Absurd City of Bones a Cliché Misfire
Clarissa “Clary” Fray (Lily Collins) lives in Brooklyn with her artist mother Jocelyn (Lena Headey). She is best friends with the bookish Simon (Robert Sheehan), a fellow teen who longs for a more personal relationship but is afraid to say so out loud. After mom is kidnapped, Clary and Simon end up joining forces with the mysterious Jace (Jamie Campbell Bower), discovering in the process Jocelyn was part of a secret society known as “Shadow Hunters” that help protect the world from supernatural forces, a group which includes the likes of vampires, werewolves and demons. What the young woman doesn’t know is that she’s destined to become one of them and that an evil ex-member of this force, and her mother’s former partner, Valentine (Jonathan Rhys Meyers), is intent on getting his hands on a magical object known as the Mortal Cup, both of these revelations linked together in a way she can barely believe let alone comprehend.
That’s the simple synopsis for Mortal Instruments: City of Bones, director Harald Zwart’s (The Karate Kid) and screenwriter Jessica Postigo Paquette’s adaptation of the first book in author Cassandra Clare’s popular Young Adult fantasy-adventure series. But what makes sense in those few sentences, and probably was even clearer in the almost 500 pages of the book itself, ends up being nothing more than a convoluted hodgepodge of bad ideas, confusing mythology, muddled narrative and genre clichés as they are depicted within the confines of this 129-minute mess. This is a bad movie with precious few redeeming qualities, and the thought that a sequel is supposedly about to start filming in October is somewhat mind-blowing considering just how mediocre this travesty is.
I honestly don’t have a lot to say, mainly because I don’t quite see the point. Point of fact, even though there are a few aspects of this production I didn’t despise (the whole cast is fine, while Collins showcases a winning eloquence that in the service of a better, more coherent story might have been something special), I don’t have enough of a passionate connection to any of these elements to make me want to put up any sort of defense of the film’s precious few successful components. This is a head-scratching misfire almost from the jump, picking holes in it remarkably easy to do.
Then there is the relationship between Clary and Jace. Having not read any of Clare’s novels, I do not know how faithful Paquette’s screenplay is to the source material. But the cavalier way in which the film treats a central relationship in regards to the pair’s parentage is shockingly startling, taking Luke and Leia’s amusingly incestuous kiss from The Empire Strikes Back to a place where asking if a brother-sister romance is okay if said (hypothesized, not confirmed) brother-sister don’t actually believe they’re related when everyone else around them insists they are.

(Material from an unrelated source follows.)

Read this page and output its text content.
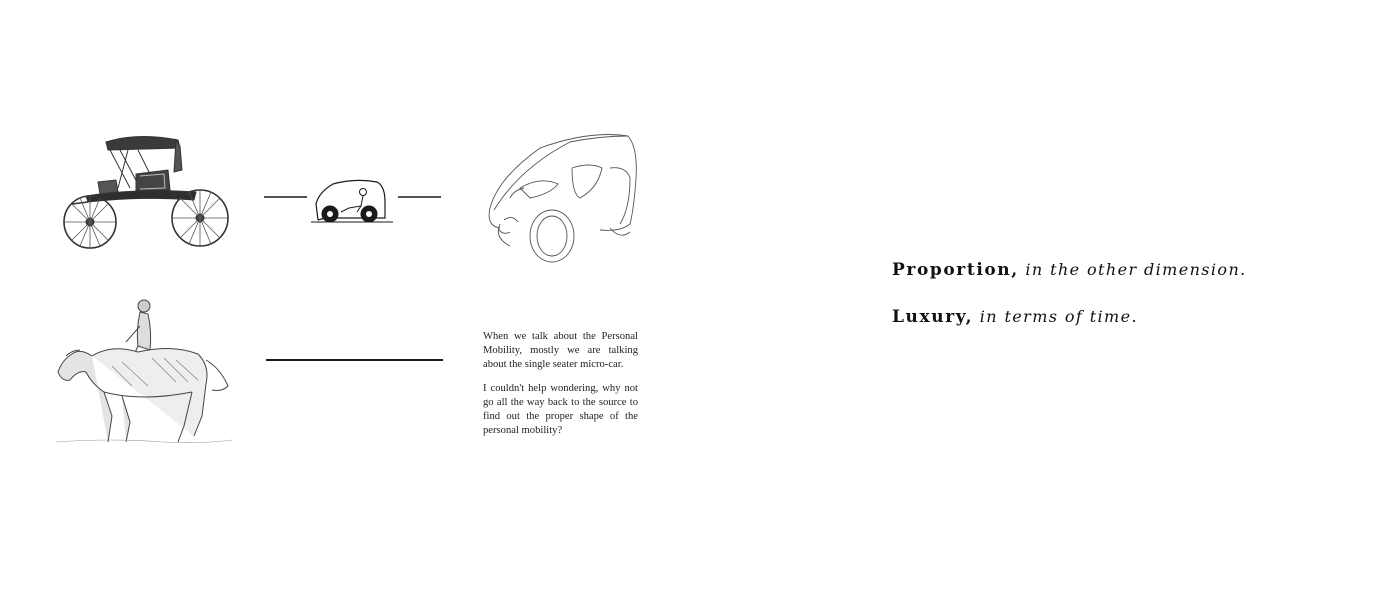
When we talk about the Personal Mobility, mostly we are talking about the single seater micro-car.

I couldn't help wondering, why not go all the way back to the source to find out the proper shape of the personal mobility?

Proportion, in the other dimension.
Luxury, in terms of time.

I probably should have put a spoiler warning of sorts before writing that, but honestly I don’t think it matters. The movie pulls tricks out of its sleeve with haphazard glee, so that reveal isn’t so much a surprise as just another melodramatic chestnut to add to a pile littered with a dozen or so more of them. No time is spent on any one portion of the narrative in a way to make any of these revelations or relationships make a lick of sense, thus making caring about any of these people, or any character in particular, virtually impossible.
But, as stated, I’m not sure I see the point of digging any more into all of this. This first foray into the Mortal Instruments world is a laughably forgettable misfire better left alone, and for the life of me I can’t imagine who will find buying a ticket to visit this City of Bones as money well spent.